The Ghana Strategy Support Program has released six new Background Papers:
The Role of Cocoa in Ghana’s Future Development looks at the growth and poverty reduction implications of future growth in the country’s cocoa sector. It finds that increasing cocoa production by about 60,000 tons annually is necessary for Ghana to reach its middle-income country target by 2015. However, because cocoa’s poverty-growth elasticity is low, further growth is unlikely to lead to the large reductions in poverty experienced in the past. This finding emphasizes the need for structural diversification, which remains a key challenge for Ghana. By Clemens Breisinger, Xinshen Diao, Shashidhara Kolavalli, and James Thurlow.
Identifying Opportunities in Ghana’s Agriculture: Results from a Policy Analysis Matrix uses a budget-based method to study the social and private profitability of six maize and six rice production systems. It finds that maize systems show a higher rate of return than rice systems. While both systems contributed to national economic growth and private income generation under the high cereals prices that prevailed in 2007, if prices fell to those of 2005, rice would be socially and privately unprofitable. Return to the still lower prices of 2002 would leave both maize and rice systems unprofitable. Priority interventions to alter cost-benefit rations of the cropping systems are ones that reduce the real costs of production or physical and quality losses rather than those that intervene through altering producer prices. By Alex Winter-Nelson and Emmanuel Aggrey-Fynn.
Drivers of Change in Ghana’s Cocoa Sector takes a closer look at the cocoa sector by analyzing the production boom observed between 2002 and 2004. It suggests that most of the increased production can be attributed to good weather, and more intensive use of household labor and, to some extent, of fertilizer. The production boom did not, however, alter the more fundamental problems of the Ghanaian cocoa sector, where yields remain well below those observed in other producing countries. The key constraint of the sector remains its lack of innovation, and questions are raised on the incentives and policies necessary to promote technological innovation in cocoa. By Marcella Vigneri.

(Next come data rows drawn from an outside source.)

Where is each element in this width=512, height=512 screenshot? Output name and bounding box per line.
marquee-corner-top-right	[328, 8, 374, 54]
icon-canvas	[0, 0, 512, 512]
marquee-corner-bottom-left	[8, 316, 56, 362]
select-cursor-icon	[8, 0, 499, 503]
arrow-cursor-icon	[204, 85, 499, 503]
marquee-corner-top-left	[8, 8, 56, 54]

What Does Liberalization Without Price Competition Achieve: The Case of Cocoa in Ghana delves into the economic incentives created by the deregulation of Ghana’s domestic supply chain in the 1990s. While it was expected that competition would emerge among private buyers by means of price bonuses and/or premiums, it was found in practiced that instead the increasing numbers of Licensed Buying Companies compete for cocoa supplies based on the provision of different services to farmers. The cash payment and credit for inputs offered by companies to attract cocoa sales mainly benefit liquidity-constrained farmers, enabling them to invest in productive inputs. Since cash-constrained farmers are likely to be the poorest as measured by simple welfare indicators, liberalization may be seen to have had a progressive impact on Ghana’s cocoa farmers. By Marcella Vigneri and Paulo Santos.
Local Impacts of a Global Food Crisis: Food Price Transmission and Poverty Impacts in Ghana takes a local perspective on global food price shocks in Ghana by analyzing: (1) food price transmission from world markets to regional markets in Ghana, and (2) the impacts of differential local food price increases on various household groups. Domestic staple prices are found to be correlated with imported rice prices, but price transmission between regional markets is limited. The negative welfare effect of high prices for households as consumers appears modest at the aggregate national level due to relatively diverse consumption patterns, however the urban poor and those living in the North appear to be harder hit by high food prices than the average consumer. By Godsway Cudjoe, Clemens Breisinger, and Xinshen Diao.
Decentralization and Local Public Services in Ghana: Do Geography and Ethnicity Matter? explores disparities in local public service provision between districts in Ghana. It finds that district geography plays a major role in shaping disparities in access to local public services. As well, ethnic diversity has a negative impact on a district's access to local public services, especially in rural areas. The negative impact of ethnic diversity decreases as the average literacy level increases.